MapleSim is good for this work, he explains, because it combines an extensive library of standard elements with the ability to easily integrate custom parts. And this degree of customization is essential to achieve the accuracy and detail required for model-based design.

“Our aim with this work is to build the models of hydraulics as much as possible from standard catalogue data,” notes Bak. “But we quickly found that component manufacturers don’t always provide all the data you need, particularly when you are looking at the precise behavior of their components in dynamic conditions.”

To obtain the missing data, Bak has built custom models of key components, like control valves, and validated their accuracy by conducting tests on single components operating in isolation.
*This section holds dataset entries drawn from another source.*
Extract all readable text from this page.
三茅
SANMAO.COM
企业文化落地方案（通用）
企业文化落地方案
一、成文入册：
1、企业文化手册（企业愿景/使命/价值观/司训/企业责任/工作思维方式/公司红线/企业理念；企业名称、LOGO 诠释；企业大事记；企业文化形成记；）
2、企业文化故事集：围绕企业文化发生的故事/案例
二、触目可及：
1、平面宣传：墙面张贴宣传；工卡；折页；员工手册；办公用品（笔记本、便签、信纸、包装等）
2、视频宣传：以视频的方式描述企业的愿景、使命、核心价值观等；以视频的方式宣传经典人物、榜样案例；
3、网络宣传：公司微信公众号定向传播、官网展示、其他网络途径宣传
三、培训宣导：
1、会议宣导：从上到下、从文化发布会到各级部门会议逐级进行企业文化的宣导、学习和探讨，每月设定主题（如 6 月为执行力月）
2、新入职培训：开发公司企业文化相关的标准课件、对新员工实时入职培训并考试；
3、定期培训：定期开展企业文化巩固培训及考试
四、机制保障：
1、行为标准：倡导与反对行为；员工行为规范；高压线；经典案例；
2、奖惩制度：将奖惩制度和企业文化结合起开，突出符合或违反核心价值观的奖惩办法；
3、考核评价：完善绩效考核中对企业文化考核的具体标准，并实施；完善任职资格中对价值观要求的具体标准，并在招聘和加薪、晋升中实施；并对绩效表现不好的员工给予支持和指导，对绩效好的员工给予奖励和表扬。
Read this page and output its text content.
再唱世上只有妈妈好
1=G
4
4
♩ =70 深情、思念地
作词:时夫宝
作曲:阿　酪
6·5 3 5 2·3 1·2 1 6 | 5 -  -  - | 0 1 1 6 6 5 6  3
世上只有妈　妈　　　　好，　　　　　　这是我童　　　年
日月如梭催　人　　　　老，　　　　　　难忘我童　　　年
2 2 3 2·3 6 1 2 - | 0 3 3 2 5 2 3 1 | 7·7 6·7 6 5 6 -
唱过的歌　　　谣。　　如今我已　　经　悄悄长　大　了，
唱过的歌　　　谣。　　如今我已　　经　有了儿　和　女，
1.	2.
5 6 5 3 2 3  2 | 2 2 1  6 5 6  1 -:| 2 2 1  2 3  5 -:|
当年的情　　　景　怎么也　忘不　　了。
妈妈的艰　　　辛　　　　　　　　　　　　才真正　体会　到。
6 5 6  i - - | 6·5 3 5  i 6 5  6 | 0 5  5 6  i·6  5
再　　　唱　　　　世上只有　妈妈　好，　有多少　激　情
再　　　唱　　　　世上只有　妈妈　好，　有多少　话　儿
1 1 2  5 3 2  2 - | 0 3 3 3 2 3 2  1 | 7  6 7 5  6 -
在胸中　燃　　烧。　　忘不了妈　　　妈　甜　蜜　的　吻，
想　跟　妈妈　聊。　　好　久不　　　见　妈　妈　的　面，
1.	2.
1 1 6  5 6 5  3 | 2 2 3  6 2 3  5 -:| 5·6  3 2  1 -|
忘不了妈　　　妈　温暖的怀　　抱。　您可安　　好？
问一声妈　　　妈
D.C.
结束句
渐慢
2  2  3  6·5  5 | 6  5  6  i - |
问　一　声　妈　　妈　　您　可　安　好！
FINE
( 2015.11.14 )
Once he has confidence in the performance of the custom elements, Bak can integrate them into the MapleSim models of the entire actuation system and then use that to evaluate the likely performance of the complete crane. “With my industrial partner, we have already built a model of one of their existing cranes and demonstrated that it predicts the behavior of the real crane accurately. Now we have begun to use the model in our design work by looking at the likely impact of substitutions or design changes to individual components.”

The ability to model such changes before building the system is obviously extremely useful for the Aker Solutions designers, but the next stage of the project has the potential to fundamentally change their roles. “Ultimately, we want to use our models for design automation,” explains Bak. “In this approach we feed the system with the performance requirements of the finished product and with a library of options for hydraulic and mechanical components, then allow it to search for the optimum solution.”

Optimizing across hundreds of components and thousands of parameters would be time-consuming, difficult and unfeasibly dull for human designers, but a simulated model created using MapleSim can complete such a task rapidly and tirelessly. Even so, a viable system requires an efficient search algorithm and Bak plans to use the Complex Method. “In the algorithm, we populate the simulation with a number of randomly generated designs and it evaluates the performance of each,” he explains. “It then picks the poorest performing design and ‘mirrors’ it across the centroid of the remaining designs to produce a solution that should work more effectively.” This process is then repeated, with the worst performing design substituted each time, until the solutions converge on the optimum result.

Initially, Bak is using stability and accuracy as performance criteria, and, consequently, the optimum solution is the design yielding the lowest level of oscillations in the hydraulic system and with the best ability to follow the position reference fed to the control system. Later Bak plans to add other criteria such as price, robustness and long term reliability.

As the University of Agder project puts its models to ever more demanding uses, other aspects of MapleSim are becoming more important. “I am using MATLAB® and Simulink® to run the design optimization algorithm,” notes Bak. “Since MapleSim offers a direct link to that package, it is easy to integrate the two parts of the work.” Design optimization also makes considerable demands on the efficiency of computing packages, since a single optimization may require hundreds or thousands of separate simulations. “MapleSim runs fast and seems to be computationally efficient and that is essential to keep run times down to a manageable level as we conduct larger and more sophisticated analyses,” he concludes.